The tide is turning, Murphy said, and coroners are more willing to work together, but there is still a tendency toward isolationism that needs to be dealt with.

And DNA isn’t everything, either. Sometimes matches just don’t exist, and the death investigators are left to their lonely legwork. Jones has spent hours scouring online missing persons sites, looking for someone who resembles Arroyo Grande Doe. Other Clark County death investigators have formed a cold case unit, a group that reviews the old files in its spare time.

And for all this work, even when you get an identification, it’s a hollow victory.

Hollow because the thrill of putting a name to a case, Jones said, is quickly undercut by the task of telling someone his friend or family member is dead.

Some coroners use the word “closure,” but Murphy’s office doesn’t. Murphy doesn’t think his staff provides closure. So instead they say “resolution” and hope it heals more than hurts.

•••

There have been successes. Jones was once called to a suicide near Lake Mead. The dead man had no identification, so Jones collected prints. He entered them into the system and, after some searching, discovered that his man had a criminal record in Texas.
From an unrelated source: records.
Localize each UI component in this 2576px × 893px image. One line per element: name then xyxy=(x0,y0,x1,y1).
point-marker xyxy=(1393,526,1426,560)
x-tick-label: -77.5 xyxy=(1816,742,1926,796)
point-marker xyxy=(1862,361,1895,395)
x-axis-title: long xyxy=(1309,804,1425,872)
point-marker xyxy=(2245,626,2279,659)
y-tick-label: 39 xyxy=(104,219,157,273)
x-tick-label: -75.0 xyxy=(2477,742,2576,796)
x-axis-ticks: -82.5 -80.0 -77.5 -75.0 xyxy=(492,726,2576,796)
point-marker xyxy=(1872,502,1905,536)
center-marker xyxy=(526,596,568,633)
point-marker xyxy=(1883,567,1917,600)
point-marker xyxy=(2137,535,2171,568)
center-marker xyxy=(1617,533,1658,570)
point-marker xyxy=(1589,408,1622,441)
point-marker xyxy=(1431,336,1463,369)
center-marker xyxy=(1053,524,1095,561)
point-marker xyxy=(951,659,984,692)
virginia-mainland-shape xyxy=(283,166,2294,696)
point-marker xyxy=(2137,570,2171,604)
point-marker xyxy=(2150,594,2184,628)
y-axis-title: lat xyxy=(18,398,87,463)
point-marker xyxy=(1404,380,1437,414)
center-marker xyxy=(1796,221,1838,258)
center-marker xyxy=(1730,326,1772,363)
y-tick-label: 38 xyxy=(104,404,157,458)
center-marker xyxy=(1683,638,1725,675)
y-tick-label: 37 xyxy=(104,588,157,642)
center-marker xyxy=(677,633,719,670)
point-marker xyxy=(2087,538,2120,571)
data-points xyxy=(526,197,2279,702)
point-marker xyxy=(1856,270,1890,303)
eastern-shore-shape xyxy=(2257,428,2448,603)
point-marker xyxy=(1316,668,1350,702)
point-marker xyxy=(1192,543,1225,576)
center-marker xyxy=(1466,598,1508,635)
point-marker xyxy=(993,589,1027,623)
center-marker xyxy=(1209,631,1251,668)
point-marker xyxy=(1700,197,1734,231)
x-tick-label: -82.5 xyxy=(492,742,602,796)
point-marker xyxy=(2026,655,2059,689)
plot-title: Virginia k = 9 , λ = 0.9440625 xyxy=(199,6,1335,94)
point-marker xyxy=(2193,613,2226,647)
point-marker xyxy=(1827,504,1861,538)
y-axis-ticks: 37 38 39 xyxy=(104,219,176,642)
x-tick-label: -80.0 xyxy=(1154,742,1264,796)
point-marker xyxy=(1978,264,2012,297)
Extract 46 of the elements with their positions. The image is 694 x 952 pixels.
He was a child molester who victimized his three daughters and spent time in prison for it.

Ten years after he was released, he became part of Jones’ caseload.

The death investigator tracked down the Texas prosecutor who handled the case, hopeful he could connect Jones to a family member. The attorney explained that the man had told his daughters he would come after them and their children when he got out of prison. So the three sisters decided to split up, to move to different cities and never contact one another again, never reveal where they were living. This way, they hoped, when their father got out, if he found one of them, he couldn’t use her to get to the others.
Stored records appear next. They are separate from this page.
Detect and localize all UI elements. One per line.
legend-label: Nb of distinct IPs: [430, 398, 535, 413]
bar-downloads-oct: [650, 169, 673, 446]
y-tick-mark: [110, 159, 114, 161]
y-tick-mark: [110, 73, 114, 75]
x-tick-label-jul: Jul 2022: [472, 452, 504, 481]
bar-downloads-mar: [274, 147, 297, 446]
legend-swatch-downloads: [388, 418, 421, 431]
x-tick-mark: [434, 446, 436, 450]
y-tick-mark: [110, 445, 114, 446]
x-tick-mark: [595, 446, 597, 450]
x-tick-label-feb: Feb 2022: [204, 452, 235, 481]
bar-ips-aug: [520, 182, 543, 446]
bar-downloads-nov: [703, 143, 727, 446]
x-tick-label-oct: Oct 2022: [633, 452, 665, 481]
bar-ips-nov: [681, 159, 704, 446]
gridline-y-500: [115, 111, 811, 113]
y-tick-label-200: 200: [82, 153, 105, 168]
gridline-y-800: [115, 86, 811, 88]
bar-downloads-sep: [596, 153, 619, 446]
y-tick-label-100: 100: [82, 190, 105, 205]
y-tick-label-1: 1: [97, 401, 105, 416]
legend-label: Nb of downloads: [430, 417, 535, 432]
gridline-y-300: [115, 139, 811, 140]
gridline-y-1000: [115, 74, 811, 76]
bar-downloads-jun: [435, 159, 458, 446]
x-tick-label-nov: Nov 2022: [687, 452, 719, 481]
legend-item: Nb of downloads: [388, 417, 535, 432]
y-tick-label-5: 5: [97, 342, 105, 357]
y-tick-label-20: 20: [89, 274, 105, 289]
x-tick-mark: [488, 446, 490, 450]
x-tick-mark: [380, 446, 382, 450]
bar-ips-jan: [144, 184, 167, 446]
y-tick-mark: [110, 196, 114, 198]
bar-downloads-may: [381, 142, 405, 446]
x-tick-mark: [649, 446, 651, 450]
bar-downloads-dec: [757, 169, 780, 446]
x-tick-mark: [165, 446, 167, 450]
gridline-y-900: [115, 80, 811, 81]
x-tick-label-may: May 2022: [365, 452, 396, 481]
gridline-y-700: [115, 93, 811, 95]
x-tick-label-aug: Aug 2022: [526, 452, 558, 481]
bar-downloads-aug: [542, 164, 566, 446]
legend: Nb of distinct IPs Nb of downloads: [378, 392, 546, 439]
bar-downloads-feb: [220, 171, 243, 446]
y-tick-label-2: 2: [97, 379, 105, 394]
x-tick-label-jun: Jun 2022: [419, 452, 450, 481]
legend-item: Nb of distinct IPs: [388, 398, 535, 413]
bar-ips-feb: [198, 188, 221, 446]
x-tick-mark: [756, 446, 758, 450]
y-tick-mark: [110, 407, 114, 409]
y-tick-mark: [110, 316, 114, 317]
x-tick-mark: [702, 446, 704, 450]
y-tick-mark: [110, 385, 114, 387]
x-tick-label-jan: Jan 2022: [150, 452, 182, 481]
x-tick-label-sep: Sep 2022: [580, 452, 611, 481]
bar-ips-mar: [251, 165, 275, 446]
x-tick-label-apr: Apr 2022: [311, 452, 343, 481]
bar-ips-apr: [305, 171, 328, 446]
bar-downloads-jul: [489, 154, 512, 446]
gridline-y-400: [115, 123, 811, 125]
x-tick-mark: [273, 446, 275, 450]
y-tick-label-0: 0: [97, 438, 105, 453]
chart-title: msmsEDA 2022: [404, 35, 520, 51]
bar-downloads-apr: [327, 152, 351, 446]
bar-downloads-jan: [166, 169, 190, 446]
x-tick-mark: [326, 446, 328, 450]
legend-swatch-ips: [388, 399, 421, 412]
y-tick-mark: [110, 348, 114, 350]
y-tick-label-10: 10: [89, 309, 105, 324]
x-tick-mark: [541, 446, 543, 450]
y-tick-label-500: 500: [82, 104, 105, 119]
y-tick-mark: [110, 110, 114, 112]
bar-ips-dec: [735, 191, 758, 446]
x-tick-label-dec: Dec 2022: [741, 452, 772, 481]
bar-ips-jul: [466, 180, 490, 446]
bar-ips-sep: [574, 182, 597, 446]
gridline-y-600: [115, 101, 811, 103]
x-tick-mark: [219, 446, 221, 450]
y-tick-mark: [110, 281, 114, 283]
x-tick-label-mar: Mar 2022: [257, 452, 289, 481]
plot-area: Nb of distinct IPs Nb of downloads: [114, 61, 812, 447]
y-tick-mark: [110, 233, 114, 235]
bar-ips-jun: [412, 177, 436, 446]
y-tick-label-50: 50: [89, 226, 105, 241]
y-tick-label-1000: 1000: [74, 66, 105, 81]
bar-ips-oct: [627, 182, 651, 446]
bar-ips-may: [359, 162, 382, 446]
They lived this way for years, unknown to one another and petrified. Jones was able to find two of the women and report that the father they had spent a lifetime looking over their shoulders for, the man who they thought they saw in crowds, or down an alley, or in a passing car, was no longer.

“They knew the monster was dead,” Jones said.

The third sister has not been found.

But there’s an optimism in the coroner’s office, one that employees have to cling to if they’re going to last, Murphy said. So maybe Jones will find the third sister. Maybe Jane “Arroyo Grande” Doe will be identified. And even if she isn’t, maybe that’s OK for now.

“I often wonder why she’s the case that kind of started it all, and yet she’s the one that we’ve yet to identify,” Murphy said. “I don’t know if we’ll ever know who she is, but I know a whole bunch of folks have found homes as a result of her case, as a result of a case where we wanted to put a young lady to rest.”